Une servante, âgée, très haute, très maigre, coiffée d’un bonnet noir, entra dans le salon. Elle déposa sur la cheminée une lampe de porcelaine commune dont la lueur fit bleuir les fenêtres. M. Forgerus restait immobile, un peu gêné, son chapeau à la main.
C’était un homme de cinquante ans, chauve, à barbe grise, le nez aquilin, les sourcils gros, le regard ferme et circonspect. Il tenait de l’universitaire et de l’ecclésiastique. Sa redingote était fort démodée, et le cordon de son binocle cassé et renoué en plusieurs endroits.
« Soyez le bienvenu, monsieur, dit Mme de Chanteprie. Vous n’êtes pas trop fatigué de ce long voyage ?… M. de Grandville se porte bien ?… Il ne songe pas à revenir en France ?

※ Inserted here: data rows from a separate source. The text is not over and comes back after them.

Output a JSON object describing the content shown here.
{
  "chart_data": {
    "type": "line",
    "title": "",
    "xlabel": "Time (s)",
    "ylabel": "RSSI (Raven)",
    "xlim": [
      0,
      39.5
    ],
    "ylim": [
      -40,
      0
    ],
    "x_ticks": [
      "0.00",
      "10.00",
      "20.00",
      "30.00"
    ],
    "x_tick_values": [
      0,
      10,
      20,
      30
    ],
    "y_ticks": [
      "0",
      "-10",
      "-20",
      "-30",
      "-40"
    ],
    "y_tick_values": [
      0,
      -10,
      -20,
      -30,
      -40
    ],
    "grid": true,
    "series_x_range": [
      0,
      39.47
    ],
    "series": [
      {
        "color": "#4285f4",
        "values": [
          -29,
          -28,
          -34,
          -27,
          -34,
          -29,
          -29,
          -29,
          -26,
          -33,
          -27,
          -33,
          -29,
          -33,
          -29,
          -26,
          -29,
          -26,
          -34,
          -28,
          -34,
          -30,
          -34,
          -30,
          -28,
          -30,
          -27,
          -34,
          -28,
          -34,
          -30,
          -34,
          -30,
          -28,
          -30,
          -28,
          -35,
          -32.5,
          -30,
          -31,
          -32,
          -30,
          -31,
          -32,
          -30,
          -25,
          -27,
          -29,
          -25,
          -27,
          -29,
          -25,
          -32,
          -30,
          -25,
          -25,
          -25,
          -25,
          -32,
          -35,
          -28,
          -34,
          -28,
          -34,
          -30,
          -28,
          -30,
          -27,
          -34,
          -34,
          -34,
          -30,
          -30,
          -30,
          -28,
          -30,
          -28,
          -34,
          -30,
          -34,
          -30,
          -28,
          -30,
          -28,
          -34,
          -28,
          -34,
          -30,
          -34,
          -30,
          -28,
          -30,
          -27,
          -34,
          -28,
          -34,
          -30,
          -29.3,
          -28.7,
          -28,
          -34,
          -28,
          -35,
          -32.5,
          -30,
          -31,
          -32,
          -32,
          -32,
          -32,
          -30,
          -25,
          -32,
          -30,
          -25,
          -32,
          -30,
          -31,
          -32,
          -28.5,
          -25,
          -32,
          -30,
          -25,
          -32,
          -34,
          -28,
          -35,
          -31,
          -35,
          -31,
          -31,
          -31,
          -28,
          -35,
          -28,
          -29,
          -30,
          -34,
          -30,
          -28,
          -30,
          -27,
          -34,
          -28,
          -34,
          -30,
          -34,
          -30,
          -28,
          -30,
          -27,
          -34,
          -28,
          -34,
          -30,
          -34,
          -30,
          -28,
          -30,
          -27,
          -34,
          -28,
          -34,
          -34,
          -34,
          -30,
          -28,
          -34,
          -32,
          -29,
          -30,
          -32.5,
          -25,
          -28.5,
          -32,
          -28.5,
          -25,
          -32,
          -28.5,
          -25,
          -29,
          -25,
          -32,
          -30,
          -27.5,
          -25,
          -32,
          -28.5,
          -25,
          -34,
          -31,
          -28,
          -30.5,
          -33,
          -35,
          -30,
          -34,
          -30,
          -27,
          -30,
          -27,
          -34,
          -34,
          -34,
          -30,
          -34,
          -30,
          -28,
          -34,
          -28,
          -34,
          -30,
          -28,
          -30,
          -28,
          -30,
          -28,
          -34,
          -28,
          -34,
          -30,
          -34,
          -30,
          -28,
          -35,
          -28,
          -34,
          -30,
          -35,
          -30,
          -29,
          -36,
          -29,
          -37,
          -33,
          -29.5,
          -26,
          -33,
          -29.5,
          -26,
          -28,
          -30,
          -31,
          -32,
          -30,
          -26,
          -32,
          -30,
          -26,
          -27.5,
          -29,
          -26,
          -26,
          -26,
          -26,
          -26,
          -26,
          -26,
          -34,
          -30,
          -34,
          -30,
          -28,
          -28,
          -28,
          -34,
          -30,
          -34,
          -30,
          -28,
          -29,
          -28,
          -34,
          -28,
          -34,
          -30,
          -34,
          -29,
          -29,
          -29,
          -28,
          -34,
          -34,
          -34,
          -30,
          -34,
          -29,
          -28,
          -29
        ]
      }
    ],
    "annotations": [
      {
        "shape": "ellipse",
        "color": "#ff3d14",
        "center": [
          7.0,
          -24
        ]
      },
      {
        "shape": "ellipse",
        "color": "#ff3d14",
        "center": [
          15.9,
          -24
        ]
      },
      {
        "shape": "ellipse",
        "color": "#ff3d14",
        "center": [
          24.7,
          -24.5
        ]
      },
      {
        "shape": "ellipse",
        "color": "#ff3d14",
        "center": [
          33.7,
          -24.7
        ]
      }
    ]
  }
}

— L’abbé de Grandville est en parfaite santé, malgré son grand âge, répondit M. Forgerus. Il appartient, corps et âme, à son cher collège de Beyrouth. Certes, si j’avais mieux supporté le climat de la Syrie, je n’aurais pas quitté mon vénérable ami. Mais j’espère lui revenir, madame, dans sept ou huit ans, quand votre fils n’aura plus besoin de mes leçons. »
Mme de Chanteprie appela :
« Augustin ! Venez saluer et remercier M. Forgerus qui veut bien se charger de vous.
— Nous serons de bons amis, j’en suis sûr, dit Forgerus, en posant les mains sur les cheveux blonds de son élève comme pour prendre possession d’Augustin.